Monday, March 15, 2010
Dogs under the table
But immediately a woman whose little daughter had an unclean spirit heard of him and came and fell down at his feet. Now the woman was a Gentile, a Syrophoenician by birth. And she begged him to cast the demon out of her daughter. And he said to her, “Let the children be fed first, for it is not right to take the children's bread and throw it to the dogs.” But she answered him, “Yes, Lord; yet even the dogs under the table eat the children's crumbs.” And he said to her, “For this statement you may go your way; the demon has left your daughter.” And she went home and found the child lying in bed and the demon gone. Mark 7:25-29
We have a wonderful family dog, her name is Petey, and she was adopted from the pound a few years back. One of the things she loves best is to be under foot at the table when someone is eating. It is an annoying habit, and although no one in my family feeds her from the table, she is eternally hopeful that some wondrous accident will happen and food will be showered down in her direction. We are constantly shooing her out from the under the table, but she finds her way back. And she is not a small dog, but stealthy none the less. Petey is part of the family but always treated like a dog, although if you asked her, she knows that she is a prominent member of the family, guarding us from prowlers and visitors, even those who ring the door bell on TV. We never said she was bright, but her heart is always in the right place.

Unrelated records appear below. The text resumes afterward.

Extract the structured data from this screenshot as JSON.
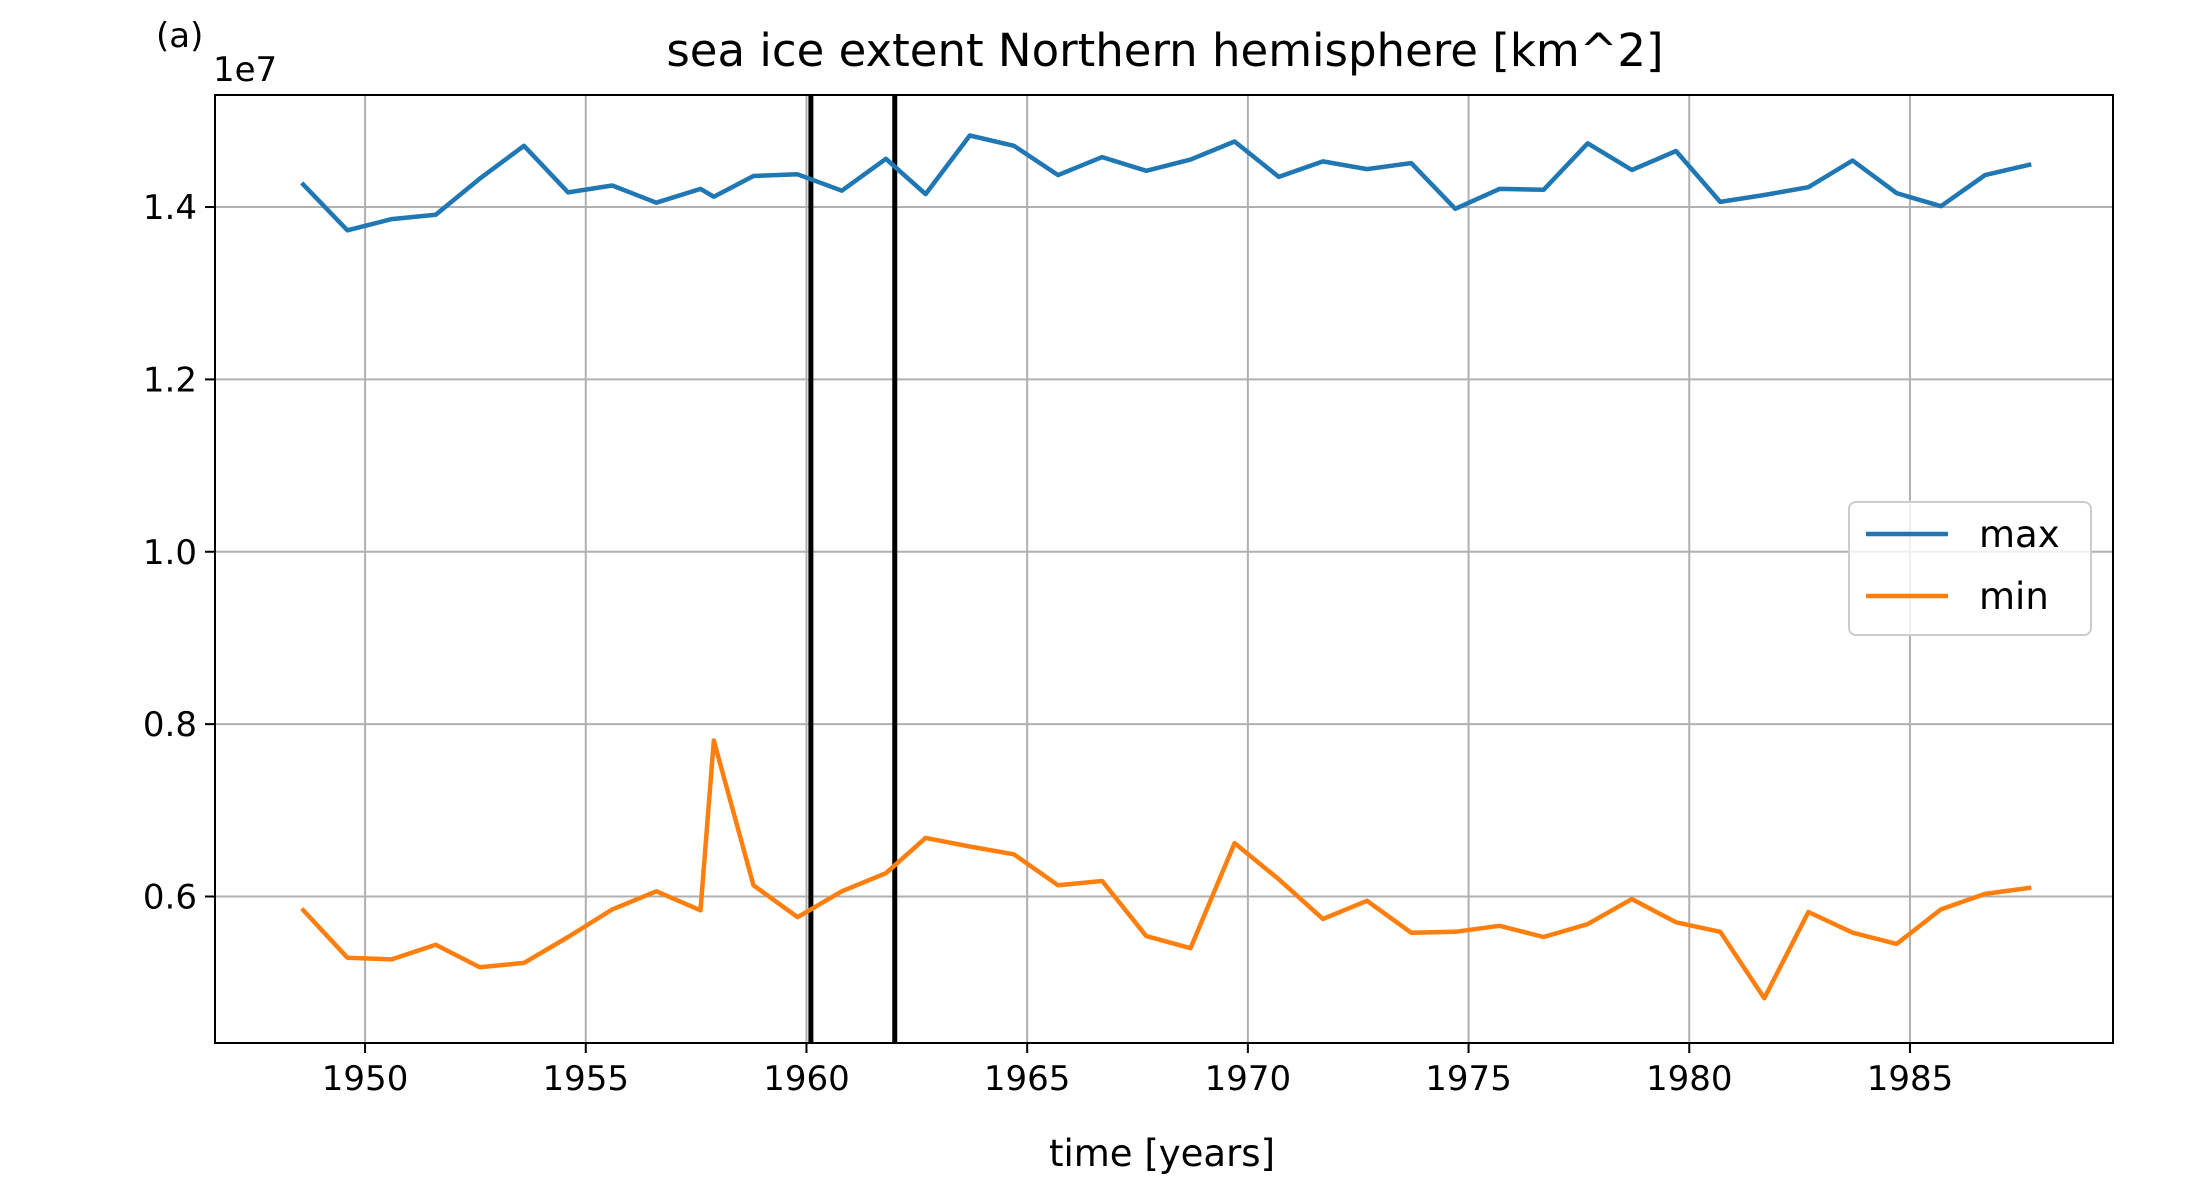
{
  "panel_label": "(a)",
  "chart_data": {
    "type": "line",
    "title": "sea ice extent Northern hemisphere [km^2]",
    "xlabel": "time [years]",
    "ylabel": "",
    "y_offset_label": "1e7",
    "xlim": [
      1946.6,
      1989.6
    ],
    "ylim": [
      4300000.0,
      15300000.0
    ],
    "xticks": [
      1950,
      1955,
      1960,
      1965,
      1970,
      1975,
      1980,
      1985
    ],
    "xtick_labels": [
      "1950",
      "1955",
      "1960",
      "1965",
      "1970",
      "1975",
      "1980",
      "1985"
    ],
    "yticks": [
      6000000,
      8000000,
      10000000,
      12000000,
      14000000
    ],
    "ytick_labels": [
      "0.6",
      "0.8",
      "1.0",
      "1.2",
      "1.4"
    ],
    "grid": true,
    "legend_position": "center-right",
    "vertical_lines": [
      1960.1,
      1962.0
    ],
    "series": [
      {
        "name": "max",
        "color": "#1f77b4",
        "x": [
          1948.6,
          1949.6,
          1950.6,
          1951.6,
          1952.6,
          1953.6,
          1954.6,
          1955.6,
          1956.6,
          1957.6,
          1957.9,
          1958.8,
          1959.8,
          1960.8,
          1961.8,
          1962.7,
          1963.7,
          1964.7,
          1965.7,
          1966.7,
          1967.7,
          1968.7,
          1969.7,
          1970.7,
          1971.7,
          1972.7,
          1973.7,
          1974.7,
          1975.7,
          1976.7,
          1977.7,
          1978.7,
          1979.7,
          1980.7,
          1981.7,
          1982.7,
          1983.7,
          1984.7,
          1985.7,
          1986.7,
          1987.7
        ],
        "y": [
          14260000,
          13730000,
          13860000,
          13910000,
          14330000,
          14710000,
          14170000,
          14250000,
          14050000,
          14210000,
          14120000,
          14360000,
          14380000,
          14190000,
          14560000,
          14150000,
          14830000,
          14710000,
          14370000,
          14580000,
          14420000,
          14550000,
          14760000,
          14350000,
          14530000,
          14440000,
          14510000,
          13980000,
          14210000,
          14200000,
          14740000,
          14430000,
          14650000,
          14060000,
          14140000,
          14230000,
          14540000,
          14160000,
          14010000,
          14370000,
          14490000
        ]
      },
      {
        "name": "min",
        "color": "#ff7f0e",
        "x": [
          1948.6,
          1949.6,
          1950.6,
          1951.6,
          1952.6,
          1953.6,
          1954.6,
          1955.6,
          1956.6,
          1957.6,
          1957.9,
          1958.8,
          1959.8,
          1960.8,
          1961.8,
          1962.7,
          1963.7,
          1964.7,
          1965.7,
          1966.7,
          1967.7,
          1968.7,
          1969.7,
          1970.7,
          1971.7,
          1972.7,
          1973.7,
          1974.7,
          1975.7,
          1976.7,
          1977.7,
          1978.7,
          1979.7,
          1980.7,
          1981.7,
          1982.7,
          1983.7,
          1984.7,
          1985.7,
          1986.7,
          1987.7
        ],
        "y": [
          5840000,
          5290000,
          5270000,
          5440000,
          5180000,
          5230000,
          5530000,
          5850000,
          6060000,
          5840000,
          7810000,
          6130000,
          5760000,
          6060000,
          6270000,
          6680000,
          6580000,
          6490000,
          6130000,
          6180000,
          5540000,
          5400000,
          6620000,
          6200000,
          5740000,
          5950000,
          5580000,
          5590000,
          5660000,
          5530000,
          5680000,
          5970000,
          5700000,
          5590000,
          4820000,
          5820000,
          5580000,
          5450000,
          5850000,
          6030000,
          6100000
        ]
      }
    ]
  }
}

Our gospel today tells the story of an encounter with a mother who won't take no for an answer. Jesus puts her off at first, telling her she is not among the chosen people, not a member of the inner circle. But she knows that God is not limited by race and clan. God's love is not bound by man-made rules. And she is eternally hopeful and expectant of God, knowing that God is more willing to heal than she is even to ask. And she is a mom who will do anything to save her child. Jesus recognizes the kind of love and persistence that is a gift from the Creator. This mother's love is so powerful she is willing to cross all sorts of barriers and exclusions to find healing for her child. Love is persistent and expectant, always hopeful despite the exclusions of human kind.
Today, I want to remember the faith of the Syrophoenician woman, who was willing to compare herself to a dog under the table in order to bring healing to her child. She was willing to teach the son of God about love. She was tenacious and hopeful, despite all the challenges the world put before her. I want to take courage and inspiration from her today, as I face the challenges that lie ahead. May we all have a measure of her tenacity and hopeful expectation, that God is more ready to heal than we can ever imagine, and that God is willing to find ways through the worst barriers, dismantling one brick at a time, until all are fed at the table together.